Aragon and Acurus Sold to Indy Audio Labs
Anyone who has followed the world of high-end home theater may recall the Klipsch-Aragon debacle that resulted in Klipsch buying out, and completely abandoning, the Aragon brand 8 years ago. This occurred when Klipsch purchased selected assets of the privately held Mondial Designs Ltd. in 2001, acquiring the Aragon and Acurus brands of high-end amplifiers, preamplifiers and processors. Now, predictably, the leading global manufacturer of loudspeakers is selling the rights to these electronics brands. What wasn't predicted is that they would sell them to two former Klipsch employees.
According to Mike Klipsch, president of the Klipsch
brand, Klipsch purchased the brands because, at the time, it was aggressively
seeking new ways to enhance its sound experience and wanted to develop perfectly
matched, electronic solutions under the Aragon name. While this sounds nice, the truth is revealed more clearly in the results of the acquisition. Klipsch may have had good intentions, but at least with respect to Aragon, the brand was left to sit and collect dust - effectively ruining the product line. In 2005 they made it official and ceased production of the Aragon line, though they honored
warranty terms and provided some customer support.
It was, in effect, a complete waste and one of the poorest (though perhaps not as costly) business decisions we've seen in years.
Today, the discontinuation of Aragon has opened new doors for former Klipsch electronics engineers Rick Santiago and Ted Moore. These two industry veterans, with 36 years of experience combined, have co-founded a new independent startup company called Indy Audio Labs, LLC and plan on developing and marketing new products under the Aragon and Acurus names. Indy Audio Labs will also assume full responsibility for the ongoing service and support of existing Aragon and Acurus products.

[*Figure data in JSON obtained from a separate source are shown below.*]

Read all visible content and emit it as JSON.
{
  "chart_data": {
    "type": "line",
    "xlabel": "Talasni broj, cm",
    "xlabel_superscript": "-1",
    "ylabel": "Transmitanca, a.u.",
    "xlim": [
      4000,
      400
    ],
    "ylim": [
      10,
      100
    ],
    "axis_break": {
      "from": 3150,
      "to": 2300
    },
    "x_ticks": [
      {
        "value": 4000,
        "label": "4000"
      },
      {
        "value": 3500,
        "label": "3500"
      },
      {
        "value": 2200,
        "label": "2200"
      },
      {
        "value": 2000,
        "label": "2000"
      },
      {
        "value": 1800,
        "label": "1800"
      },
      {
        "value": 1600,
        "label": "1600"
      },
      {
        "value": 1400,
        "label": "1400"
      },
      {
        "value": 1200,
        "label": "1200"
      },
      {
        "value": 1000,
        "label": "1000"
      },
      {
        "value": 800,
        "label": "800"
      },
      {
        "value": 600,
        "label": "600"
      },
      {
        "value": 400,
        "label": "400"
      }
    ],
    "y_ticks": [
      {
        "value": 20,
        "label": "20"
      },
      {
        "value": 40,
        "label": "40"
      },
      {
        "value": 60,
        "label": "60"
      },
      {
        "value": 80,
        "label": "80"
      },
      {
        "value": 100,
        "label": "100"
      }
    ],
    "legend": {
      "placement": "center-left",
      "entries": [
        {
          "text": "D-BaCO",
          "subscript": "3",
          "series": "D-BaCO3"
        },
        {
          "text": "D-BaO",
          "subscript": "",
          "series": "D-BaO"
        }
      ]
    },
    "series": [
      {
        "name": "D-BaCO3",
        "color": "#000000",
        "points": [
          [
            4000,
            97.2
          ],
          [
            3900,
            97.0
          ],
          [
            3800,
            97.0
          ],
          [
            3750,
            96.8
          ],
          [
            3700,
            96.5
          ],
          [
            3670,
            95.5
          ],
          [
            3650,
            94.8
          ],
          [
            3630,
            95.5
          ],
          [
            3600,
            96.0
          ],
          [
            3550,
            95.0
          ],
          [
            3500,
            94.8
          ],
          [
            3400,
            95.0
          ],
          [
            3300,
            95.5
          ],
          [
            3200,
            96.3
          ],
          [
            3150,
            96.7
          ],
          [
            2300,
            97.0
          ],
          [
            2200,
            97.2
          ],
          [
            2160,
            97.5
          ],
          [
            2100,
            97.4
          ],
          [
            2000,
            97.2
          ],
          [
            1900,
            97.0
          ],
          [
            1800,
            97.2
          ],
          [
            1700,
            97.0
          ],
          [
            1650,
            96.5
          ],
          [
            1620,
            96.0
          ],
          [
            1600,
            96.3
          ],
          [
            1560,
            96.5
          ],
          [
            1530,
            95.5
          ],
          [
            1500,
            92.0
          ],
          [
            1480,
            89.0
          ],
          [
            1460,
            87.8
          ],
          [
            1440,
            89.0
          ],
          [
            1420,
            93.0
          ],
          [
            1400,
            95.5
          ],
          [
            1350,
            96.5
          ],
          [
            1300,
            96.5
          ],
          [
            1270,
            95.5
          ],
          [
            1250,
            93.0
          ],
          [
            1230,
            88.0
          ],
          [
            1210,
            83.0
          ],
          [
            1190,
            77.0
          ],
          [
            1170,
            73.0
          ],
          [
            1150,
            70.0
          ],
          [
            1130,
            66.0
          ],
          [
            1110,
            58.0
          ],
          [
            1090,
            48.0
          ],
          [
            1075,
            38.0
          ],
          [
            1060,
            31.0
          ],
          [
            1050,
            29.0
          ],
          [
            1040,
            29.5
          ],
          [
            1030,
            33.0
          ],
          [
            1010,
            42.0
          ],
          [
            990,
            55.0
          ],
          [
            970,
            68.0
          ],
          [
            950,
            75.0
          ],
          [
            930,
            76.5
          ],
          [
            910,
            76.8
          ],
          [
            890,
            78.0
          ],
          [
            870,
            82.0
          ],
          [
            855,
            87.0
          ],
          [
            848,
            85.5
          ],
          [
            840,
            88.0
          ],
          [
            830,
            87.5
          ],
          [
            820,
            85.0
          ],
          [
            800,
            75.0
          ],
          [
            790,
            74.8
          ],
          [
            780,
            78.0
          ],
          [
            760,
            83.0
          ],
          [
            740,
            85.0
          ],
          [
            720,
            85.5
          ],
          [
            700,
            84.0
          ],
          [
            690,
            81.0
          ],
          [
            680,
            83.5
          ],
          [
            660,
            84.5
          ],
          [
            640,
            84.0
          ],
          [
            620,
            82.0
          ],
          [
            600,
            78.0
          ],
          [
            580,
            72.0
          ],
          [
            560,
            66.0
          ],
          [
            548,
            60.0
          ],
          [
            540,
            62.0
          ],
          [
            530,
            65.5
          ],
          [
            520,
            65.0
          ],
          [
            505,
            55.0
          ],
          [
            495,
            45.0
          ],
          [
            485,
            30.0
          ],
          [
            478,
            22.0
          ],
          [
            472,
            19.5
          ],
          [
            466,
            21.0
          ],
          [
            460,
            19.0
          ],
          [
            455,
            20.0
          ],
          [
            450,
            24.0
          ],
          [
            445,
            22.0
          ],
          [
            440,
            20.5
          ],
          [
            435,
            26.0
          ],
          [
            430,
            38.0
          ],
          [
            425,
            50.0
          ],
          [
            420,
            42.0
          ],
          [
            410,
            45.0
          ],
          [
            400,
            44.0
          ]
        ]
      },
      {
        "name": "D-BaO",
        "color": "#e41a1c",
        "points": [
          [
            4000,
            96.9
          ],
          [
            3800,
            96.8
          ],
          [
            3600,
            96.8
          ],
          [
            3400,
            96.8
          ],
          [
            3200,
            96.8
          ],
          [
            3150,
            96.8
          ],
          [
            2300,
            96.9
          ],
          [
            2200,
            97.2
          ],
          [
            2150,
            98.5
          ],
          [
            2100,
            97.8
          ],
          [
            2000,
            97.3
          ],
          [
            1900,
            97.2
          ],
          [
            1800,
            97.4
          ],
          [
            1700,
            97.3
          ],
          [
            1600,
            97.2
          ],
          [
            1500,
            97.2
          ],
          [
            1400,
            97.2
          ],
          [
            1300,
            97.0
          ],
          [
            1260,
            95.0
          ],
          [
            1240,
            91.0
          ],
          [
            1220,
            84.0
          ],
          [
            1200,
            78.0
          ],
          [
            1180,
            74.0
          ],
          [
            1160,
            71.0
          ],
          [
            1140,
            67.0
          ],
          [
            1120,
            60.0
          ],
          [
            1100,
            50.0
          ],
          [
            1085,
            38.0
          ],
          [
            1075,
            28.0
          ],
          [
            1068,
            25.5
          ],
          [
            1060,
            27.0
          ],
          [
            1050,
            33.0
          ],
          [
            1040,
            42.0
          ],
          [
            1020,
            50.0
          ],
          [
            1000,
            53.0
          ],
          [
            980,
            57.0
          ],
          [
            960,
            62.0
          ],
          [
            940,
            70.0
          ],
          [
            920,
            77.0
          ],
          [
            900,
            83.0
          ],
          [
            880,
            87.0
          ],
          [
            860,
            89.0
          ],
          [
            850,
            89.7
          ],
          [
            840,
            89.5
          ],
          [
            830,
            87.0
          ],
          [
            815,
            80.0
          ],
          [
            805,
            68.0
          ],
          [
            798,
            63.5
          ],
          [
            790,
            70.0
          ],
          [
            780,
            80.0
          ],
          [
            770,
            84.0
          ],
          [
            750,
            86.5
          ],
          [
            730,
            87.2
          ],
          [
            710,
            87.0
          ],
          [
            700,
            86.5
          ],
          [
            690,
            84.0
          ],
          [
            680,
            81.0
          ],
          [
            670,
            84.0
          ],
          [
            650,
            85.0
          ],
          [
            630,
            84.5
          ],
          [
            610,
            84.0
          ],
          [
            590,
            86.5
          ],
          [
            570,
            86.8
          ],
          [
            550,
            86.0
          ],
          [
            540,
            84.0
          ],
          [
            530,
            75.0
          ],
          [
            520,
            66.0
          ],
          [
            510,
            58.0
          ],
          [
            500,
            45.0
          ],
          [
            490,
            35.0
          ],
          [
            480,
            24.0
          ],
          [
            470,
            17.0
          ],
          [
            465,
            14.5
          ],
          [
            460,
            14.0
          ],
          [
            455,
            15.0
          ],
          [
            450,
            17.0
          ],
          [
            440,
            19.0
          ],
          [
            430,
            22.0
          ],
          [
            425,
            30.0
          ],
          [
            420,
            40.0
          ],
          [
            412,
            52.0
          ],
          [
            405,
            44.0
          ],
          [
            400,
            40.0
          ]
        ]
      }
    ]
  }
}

According to Santiago, IAL CEO, we are living in a time when traditional home entertainment experiences are being significantly re-defined and enhanced. “In our opinion, few manufacturers have been successful at providing the A/V realism and operational simplicity that consumers want, especially in this new digital media world. Indy Audio Labs is excited about developing future-ready entertainment products that exemplify the high-performance, reliability and ease-of operation of the classic Aragon and Acurus models,” he concluded.
Effective May 18, when people call the Aragon tech support line at (866) 781-7284 or the Aragon service line at (914) 693-8008, they will automatically be forwarded to Indy Audio Labs. Additional support information can be found at www.indyaudiolabs.com.
Personally, we can’t wait to see what’s next
for Aragon and Acurus. Anything will be better than what's transpired over the last 8 years - which is basically nothing.
Recent Forum Posts:
luisev, post: 607513
I've sent them an email, so I hope I hear back from them soon.
If and when you hear from them, I'd love to hear back from you. Would you please?
Ask them to send you their last brochure on their products.
* Sorry man that I cannot help you with their latest amp's information.
Has anyone heard any updates? I'm asking as I am the original owner of two Acurus amps, 200x3 and a250, and have enjoyed them for close to 13 years now and need an additional amp. I'm looking to switch from 5.1 to 7.1, so I need two additional channels and would prefer to stay with the same manufacture line. I know I can probably get a used Acurus amp off of eBay or Audiogon, but I'm curious as to what Indy has in mind for the product lines… If anyone knows anything please let me know…
davidtwotrees, post: 568303
Yeah, I sold two of the same for the same reason! But it was also because I realized what a noob I was “biamping” my mains with those two amps…..
I did like the simple approach to home theatre. It seems to have disappeared from the industry. “Feature rich” seems to rule the day.
I recall reading some lab measurements from 3rd party on the Acurus 200X3 and R10 preamp.
The 200X3 had phenominal measurements. The theme I kept on seeing was “12 times better”. What's that one word that means this?
Anyway, I read the review on the R10 in The Audio Critic, and they mentioned this same theme - “12 times better”, “military-grade quality”, “will last 20 years”, “better measurements than Krell”, etc.
You gotta love a preamp that cost $700 (R10) and measured better than a $4K Krell preamp!
Same thing with the 200X3, which cost around $1K, but measured “12 times better” than many $3K amps.